Fantastic Four #13 is yet another turning point for the series, and the cover is pretty much a dead-giveaway for what is going to happen here. Last time, we saw that Ben was planning a break-out with the Sandman, and we see that happen in glorious detail in this issue. After all the misery of the previous issues, there’s finally some hope for the team, even though they are all still caught in a dark circle that is going to take some time for them to break out of. The issue is a bit too fast-paced for my tastes, but the story and art are both as excellent as they could have been.
Getting on a roll again, this week I managed to repeat the “Magic 40″ with 2 graphic novels and 38 singles, with many of the latter being absolutely new series, so that was a lot of fun for the most part.

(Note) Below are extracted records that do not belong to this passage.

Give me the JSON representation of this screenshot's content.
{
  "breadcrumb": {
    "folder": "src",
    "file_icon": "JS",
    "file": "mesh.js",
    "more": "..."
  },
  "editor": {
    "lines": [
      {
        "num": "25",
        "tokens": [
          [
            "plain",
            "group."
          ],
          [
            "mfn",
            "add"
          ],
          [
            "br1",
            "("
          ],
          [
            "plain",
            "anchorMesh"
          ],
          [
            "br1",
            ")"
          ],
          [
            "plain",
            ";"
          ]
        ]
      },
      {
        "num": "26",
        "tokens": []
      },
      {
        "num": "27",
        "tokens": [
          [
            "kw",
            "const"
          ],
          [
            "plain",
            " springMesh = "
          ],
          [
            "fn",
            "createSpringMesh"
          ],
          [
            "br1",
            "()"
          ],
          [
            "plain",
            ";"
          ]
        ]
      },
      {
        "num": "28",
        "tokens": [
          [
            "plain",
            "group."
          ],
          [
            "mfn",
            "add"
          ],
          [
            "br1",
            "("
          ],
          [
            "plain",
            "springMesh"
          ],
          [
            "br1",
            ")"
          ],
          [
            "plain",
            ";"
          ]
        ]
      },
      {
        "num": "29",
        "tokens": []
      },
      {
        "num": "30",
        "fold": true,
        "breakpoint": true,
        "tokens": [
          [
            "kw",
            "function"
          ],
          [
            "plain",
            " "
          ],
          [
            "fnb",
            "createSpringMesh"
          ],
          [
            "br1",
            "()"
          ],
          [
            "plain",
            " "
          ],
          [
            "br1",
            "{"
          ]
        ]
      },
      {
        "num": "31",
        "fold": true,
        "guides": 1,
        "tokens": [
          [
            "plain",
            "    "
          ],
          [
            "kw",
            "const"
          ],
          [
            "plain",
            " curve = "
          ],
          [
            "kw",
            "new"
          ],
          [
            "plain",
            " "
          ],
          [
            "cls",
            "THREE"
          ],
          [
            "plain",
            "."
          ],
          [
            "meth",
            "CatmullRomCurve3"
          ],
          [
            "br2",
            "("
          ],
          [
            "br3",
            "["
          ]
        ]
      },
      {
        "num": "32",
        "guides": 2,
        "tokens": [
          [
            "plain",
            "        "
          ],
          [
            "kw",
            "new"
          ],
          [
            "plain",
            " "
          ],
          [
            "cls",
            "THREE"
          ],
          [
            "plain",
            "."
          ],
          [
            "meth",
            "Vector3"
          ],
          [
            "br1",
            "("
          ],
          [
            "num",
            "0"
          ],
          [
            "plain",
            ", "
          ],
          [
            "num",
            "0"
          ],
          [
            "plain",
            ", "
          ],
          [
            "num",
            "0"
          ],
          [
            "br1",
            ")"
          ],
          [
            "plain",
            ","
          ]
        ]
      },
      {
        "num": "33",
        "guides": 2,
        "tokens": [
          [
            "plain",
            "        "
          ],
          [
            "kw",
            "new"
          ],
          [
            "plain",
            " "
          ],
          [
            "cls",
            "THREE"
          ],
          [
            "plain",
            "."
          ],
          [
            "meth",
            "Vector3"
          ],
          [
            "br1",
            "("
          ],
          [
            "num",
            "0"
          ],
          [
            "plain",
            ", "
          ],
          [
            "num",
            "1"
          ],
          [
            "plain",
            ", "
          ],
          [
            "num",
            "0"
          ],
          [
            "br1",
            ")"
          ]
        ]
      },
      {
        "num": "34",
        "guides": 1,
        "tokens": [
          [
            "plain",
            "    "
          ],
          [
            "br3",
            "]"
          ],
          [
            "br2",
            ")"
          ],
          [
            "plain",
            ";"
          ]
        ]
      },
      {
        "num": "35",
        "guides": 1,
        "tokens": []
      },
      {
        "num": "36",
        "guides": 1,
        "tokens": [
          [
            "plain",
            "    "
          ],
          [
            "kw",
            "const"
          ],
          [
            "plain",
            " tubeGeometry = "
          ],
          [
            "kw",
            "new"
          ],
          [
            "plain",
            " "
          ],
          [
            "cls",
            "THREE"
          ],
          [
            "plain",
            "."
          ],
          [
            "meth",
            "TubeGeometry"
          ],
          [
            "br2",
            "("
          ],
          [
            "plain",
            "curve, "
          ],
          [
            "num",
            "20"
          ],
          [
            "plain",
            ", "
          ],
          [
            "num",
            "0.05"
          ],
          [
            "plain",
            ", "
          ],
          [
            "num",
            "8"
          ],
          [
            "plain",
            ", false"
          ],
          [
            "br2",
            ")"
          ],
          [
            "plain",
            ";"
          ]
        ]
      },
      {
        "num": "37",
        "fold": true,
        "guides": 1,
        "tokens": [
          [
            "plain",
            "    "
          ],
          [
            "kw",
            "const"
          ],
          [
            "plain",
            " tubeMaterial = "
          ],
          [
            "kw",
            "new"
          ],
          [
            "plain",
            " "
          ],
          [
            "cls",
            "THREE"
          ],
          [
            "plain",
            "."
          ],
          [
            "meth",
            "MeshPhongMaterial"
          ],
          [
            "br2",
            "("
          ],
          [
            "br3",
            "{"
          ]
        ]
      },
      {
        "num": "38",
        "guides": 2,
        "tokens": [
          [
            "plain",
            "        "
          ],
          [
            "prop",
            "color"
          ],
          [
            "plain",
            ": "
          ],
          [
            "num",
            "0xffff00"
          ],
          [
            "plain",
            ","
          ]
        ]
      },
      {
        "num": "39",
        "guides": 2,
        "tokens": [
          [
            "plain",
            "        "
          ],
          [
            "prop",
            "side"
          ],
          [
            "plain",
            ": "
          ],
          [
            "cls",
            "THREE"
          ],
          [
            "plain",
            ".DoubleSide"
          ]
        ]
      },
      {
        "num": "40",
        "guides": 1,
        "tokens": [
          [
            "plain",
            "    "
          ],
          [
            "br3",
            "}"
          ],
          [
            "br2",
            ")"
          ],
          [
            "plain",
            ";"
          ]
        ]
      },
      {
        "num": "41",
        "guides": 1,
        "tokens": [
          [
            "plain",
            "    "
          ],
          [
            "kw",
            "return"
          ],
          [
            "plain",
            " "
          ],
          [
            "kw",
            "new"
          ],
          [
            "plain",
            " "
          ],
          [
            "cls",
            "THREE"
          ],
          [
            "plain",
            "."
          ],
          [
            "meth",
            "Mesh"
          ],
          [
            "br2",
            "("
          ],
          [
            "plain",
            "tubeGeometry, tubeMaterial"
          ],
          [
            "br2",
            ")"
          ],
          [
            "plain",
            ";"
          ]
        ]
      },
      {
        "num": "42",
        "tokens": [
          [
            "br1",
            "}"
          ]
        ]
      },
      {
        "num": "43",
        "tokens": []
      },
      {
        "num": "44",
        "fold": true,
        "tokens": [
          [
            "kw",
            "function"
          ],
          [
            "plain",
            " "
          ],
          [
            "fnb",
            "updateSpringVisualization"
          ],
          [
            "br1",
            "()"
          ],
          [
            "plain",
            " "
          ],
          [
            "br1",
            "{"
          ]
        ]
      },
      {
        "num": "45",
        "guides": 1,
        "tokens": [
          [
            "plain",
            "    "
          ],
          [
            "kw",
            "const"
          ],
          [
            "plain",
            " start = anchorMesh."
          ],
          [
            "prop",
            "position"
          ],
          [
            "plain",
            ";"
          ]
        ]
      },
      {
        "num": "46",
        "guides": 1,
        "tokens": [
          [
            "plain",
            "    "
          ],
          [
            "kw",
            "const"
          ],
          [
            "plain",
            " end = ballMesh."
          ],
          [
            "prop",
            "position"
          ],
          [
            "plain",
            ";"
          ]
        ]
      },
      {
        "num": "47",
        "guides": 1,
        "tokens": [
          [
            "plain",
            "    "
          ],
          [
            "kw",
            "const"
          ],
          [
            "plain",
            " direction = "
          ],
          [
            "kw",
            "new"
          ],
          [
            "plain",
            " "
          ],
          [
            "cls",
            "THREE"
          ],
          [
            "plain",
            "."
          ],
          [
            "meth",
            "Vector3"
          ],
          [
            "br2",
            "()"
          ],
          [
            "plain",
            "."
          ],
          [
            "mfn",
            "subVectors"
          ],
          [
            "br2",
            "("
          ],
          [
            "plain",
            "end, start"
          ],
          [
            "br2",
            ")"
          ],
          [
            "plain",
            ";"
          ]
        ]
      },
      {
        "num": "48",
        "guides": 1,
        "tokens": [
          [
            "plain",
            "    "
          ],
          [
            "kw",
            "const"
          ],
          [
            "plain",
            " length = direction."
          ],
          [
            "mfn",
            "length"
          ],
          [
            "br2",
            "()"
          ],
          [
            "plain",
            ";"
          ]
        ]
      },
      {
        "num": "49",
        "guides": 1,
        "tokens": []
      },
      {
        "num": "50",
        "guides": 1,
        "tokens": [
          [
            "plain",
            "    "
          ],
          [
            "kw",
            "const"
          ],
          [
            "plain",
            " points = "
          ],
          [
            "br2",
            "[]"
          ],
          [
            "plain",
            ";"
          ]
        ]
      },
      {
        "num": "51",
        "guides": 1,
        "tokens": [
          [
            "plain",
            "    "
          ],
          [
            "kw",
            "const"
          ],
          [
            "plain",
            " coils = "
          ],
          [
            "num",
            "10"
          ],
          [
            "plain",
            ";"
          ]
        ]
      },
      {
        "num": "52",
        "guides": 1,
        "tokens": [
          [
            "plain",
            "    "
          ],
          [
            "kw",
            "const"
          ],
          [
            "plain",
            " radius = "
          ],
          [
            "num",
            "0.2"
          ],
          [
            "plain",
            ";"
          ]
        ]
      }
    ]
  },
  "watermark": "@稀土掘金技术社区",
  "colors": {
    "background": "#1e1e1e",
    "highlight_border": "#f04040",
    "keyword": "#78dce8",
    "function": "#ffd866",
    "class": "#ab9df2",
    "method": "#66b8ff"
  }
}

My top picks for the surprise hits of the week would be Archer & Armstrong: One Percent #1 from Valiant Comics, Deep State #1 from Boom Studios, Django/Zorro #1 from Dynamite Entertainment and Vertigo Comics, and The Kitchen #1 from Vertigo Comics also. The most disappointing comics of this week were Captain America and the Mighty Avengers #1 and Death of Wolverine: Logan Legacy #4 both from Marvel Comics, New 52 – Batman #36 from DC Comics and Grimm Fairy Tales: Cfinderella #1 from Zenescope Entertainment. Other than that, the regularly great titles like Hexed, Fables, New Suicide Squad, Red Sonja and Unity all proved to be immensely fun.
The graphic novels for this week were King Conan: The Hour of The Dragon by Timothy Truman, Tomás Giorello and Jose Villarrubia, and Fables Volume 5 by Bill Willingham, Tony Akins, Jimmy Palmiotti, Daniel Vozzo, Todd Klein, James Jean, Mark Buckingham, Steve Leialoha.